ROS-responsive hydrogel for bone regeneration: Controlled dimethyl fumarate release to reduce inflammation and enhance osteogenesis

Abstract

Large bone defects, often arising from trauma or infection, pose a considerable therapeutic challenge due to their limited capacity for spontaneous healing, thus requiring bone graft materials for effective reparative procedures. The persistence of inflammation and elevated levels of reactive oxygen species (ROS) within these defect sites significantly impede bone regeneration process. Addressing this, an injectable hydrogel system with ROS-responsive functionality is developed, specifically tailored to the high ROS microenvironment characteristic of bone defects. This system incorporates hyaluronic acid functionalized with dopamine to introduce catechol moieties, and employs 4-formylphenylboronic acid as a crosslinking agent to form a dynamic hydrogel matrix (HAC) with carboxymethyl chitosan.
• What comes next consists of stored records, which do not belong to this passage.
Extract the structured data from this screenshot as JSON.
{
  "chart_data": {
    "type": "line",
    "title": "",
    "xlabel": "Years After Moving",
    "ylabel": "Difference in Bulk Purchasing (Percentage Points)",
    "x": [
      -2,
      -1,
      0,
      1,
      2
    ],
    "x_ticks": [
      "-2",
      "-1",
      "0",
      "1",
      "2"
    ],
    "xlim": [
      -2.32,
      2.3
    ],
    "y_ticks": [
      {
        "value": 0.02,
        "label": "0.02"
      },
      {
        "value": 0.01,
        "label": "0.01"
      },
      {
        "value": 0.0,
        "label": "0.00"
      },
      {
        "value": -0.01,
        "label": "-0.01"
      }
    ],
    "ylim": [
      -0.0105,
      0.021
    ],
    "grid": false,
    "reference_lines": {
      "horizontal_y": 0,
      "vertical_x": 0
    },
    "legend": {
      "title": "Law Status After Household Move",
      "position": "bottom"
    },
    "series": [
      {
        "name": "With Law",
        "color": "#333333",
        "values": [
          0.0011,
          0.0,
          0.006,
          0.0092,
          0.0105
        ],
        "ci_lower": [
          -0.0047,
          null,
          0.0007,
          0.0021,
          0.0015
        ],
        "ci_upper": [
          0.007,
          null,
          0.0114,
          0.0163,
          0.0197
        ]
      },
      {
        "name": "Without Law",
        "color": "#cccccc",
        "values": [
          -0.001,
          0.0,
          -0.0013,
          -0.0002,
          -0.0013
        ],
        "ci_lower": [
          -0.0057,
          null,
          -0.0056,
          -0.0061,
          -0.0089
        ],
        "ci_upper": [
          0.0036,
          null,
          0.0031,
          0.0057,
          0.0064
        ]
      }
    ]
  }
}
The HAC hydrogel serves as a carrier for dimethyl fumarate (DMF), a compound with established anti-inflammatory and antioxidant effects, enabling its controlled release in response to ROS levels. Herein, we investigated the physicochemical properties of DMF loaded hydrogel (DHAC) by microstructure observation, in vitro degradation assay, self-healing test, injectability experiments, DMF drug release assay. Meanwhile, we systematically investigated its effects on inflammation, intracellular ROS, and osteogenesis. Consequently, the DHAC significantly reduced pro-inflammatory cytokines secreted by RAW264.7 cells and scavenged intracellular ROS in MC3T3 cells. This effect was accompanied by an augmentation in the osteogenic potential of MC3T3 cells and a promotion in the repair of cranial defects in rats. The DHAC, which exhibits anti-inflammatory, antioxidant, and osteogenic activity, hold great potential as an effective strategy for the management of large bone defects.

Statement of significance

Here, a novel dimethyl fumarate-loaded ROS-responsive hydrogel system was developed for effective treatment of large bone defects. Our findings demonstrated that the hydrogel not only promotes bone regeneration but also controls inflammation, addressing two critical challenges in bone healing. Comprehensive evaluations show significant improvements in bone formation and reduction of pro-inflammatory cytokines in animal models. Additionally, the hydrogel exhibits excellent reactive oxygen species scavenging ability, effectively modulating oxidative stress in the bone defect microenvironment. Findings suggest the hydrogel system may serve as a promising therapeutic strategy for clinical management of critical-sized bone defects.